VoxAct-B / voxactb

VoxAct-B: Voxel-Based Acting and Stabilizing Policy for Bimanual Manipulation (CoRL 2024)
https://voxact-b.github.io/
MIT License
13 stars 0 forks source link

What is the training platform and how long did the training take? #3

Closed yanrihong closed 2 weeks ago

yanrihong commented 2 weeks ago

Dear authors, I have read your paper "VoxAct-B: Voxel-Based Acting and Stabilizing Policy for Bimanual Manipulation" with great interest. The work presented is very impressive. I have a few questions regarding the training process: In your paper, it is mentioned that "We train the policy with a batch size of 1 on a single Nvidia 3000 series GPU for two days."

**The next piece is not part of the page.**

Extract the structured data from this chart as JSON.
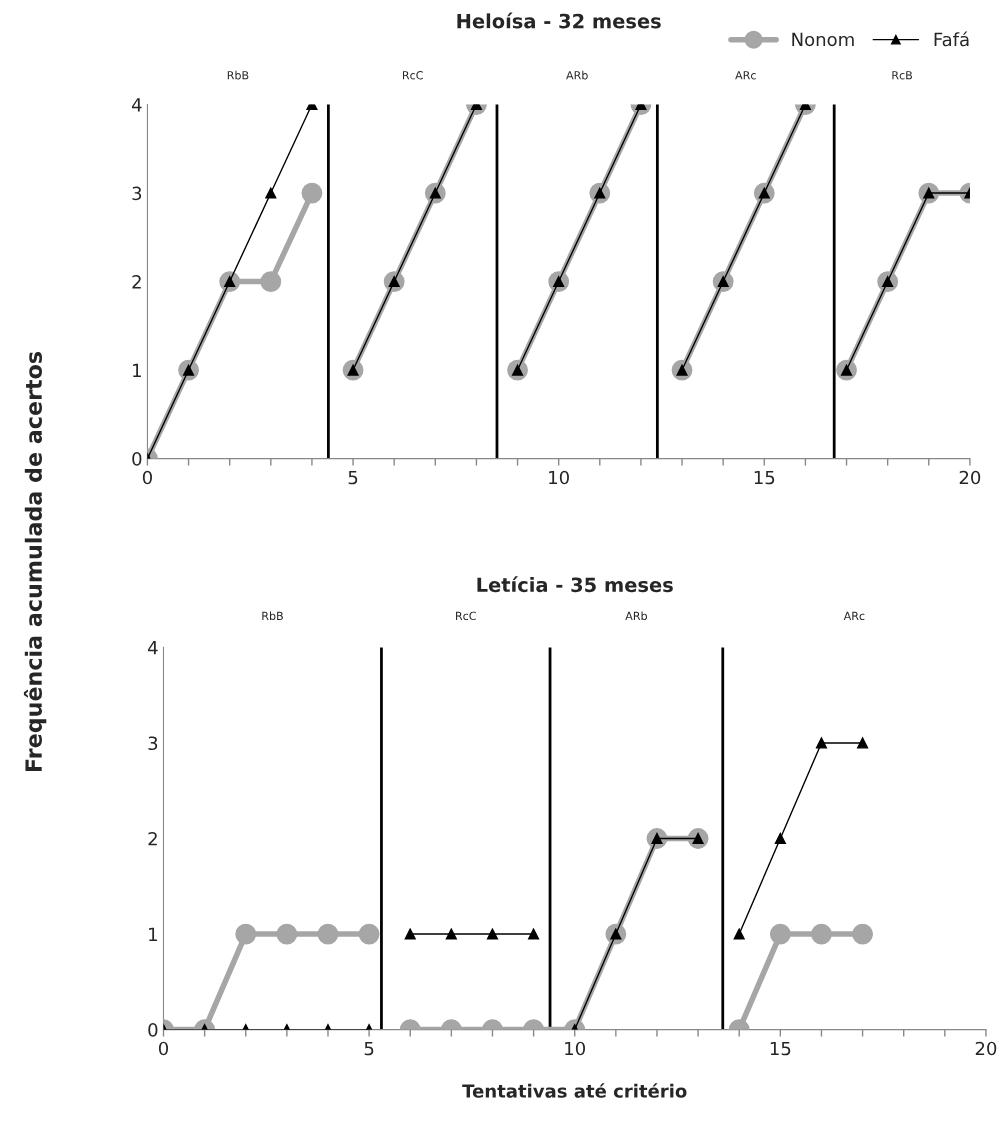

  1. Does this mean that only the policy part needs to be trained?
  2. What platform was used for training the models? and How long did the training process take?
  3. Can a single 4090 GPU handle the entire workflow of the training process?
  4. It is noted that a related work, peract, used a batch - size of 16 on 8 NVIDIA V100 GPUs for 16 days. I am wondering if there are any similarities or differences in the training setup for VoxAct - B.

Thank you for your time and for sharing your research. Looking forward to your response. best

arthur801031 commented 2 weeks ago

Thank you for your kind words!

  1. Correct. For example, if you want to train VoxAct-B on Open Jar, you can use these scripts, documented on README:

    ./train_open_jar_ours_vlm_10_demos_v2_11_acting.sh
    ./train_open_jar_ours_vlm_10_demos_v2_11_stabilizing.sh
  2. We used Ubuntu 22.04. It took two days to train one acting policy and one stabilizing policy in parallel (two separate GPUs).

  3. Yes, but it would be slower since you would train the acting and stabilizing policies on a single GPU.

  4. The acting and stabilizing policies are based on the PerAct architecture, but we only use 50^3 voxels instead of the 100^3 voxels used in PerAct, so training VoxAct-B is much faster than training PerAct. Please refer to the Appendix for more details.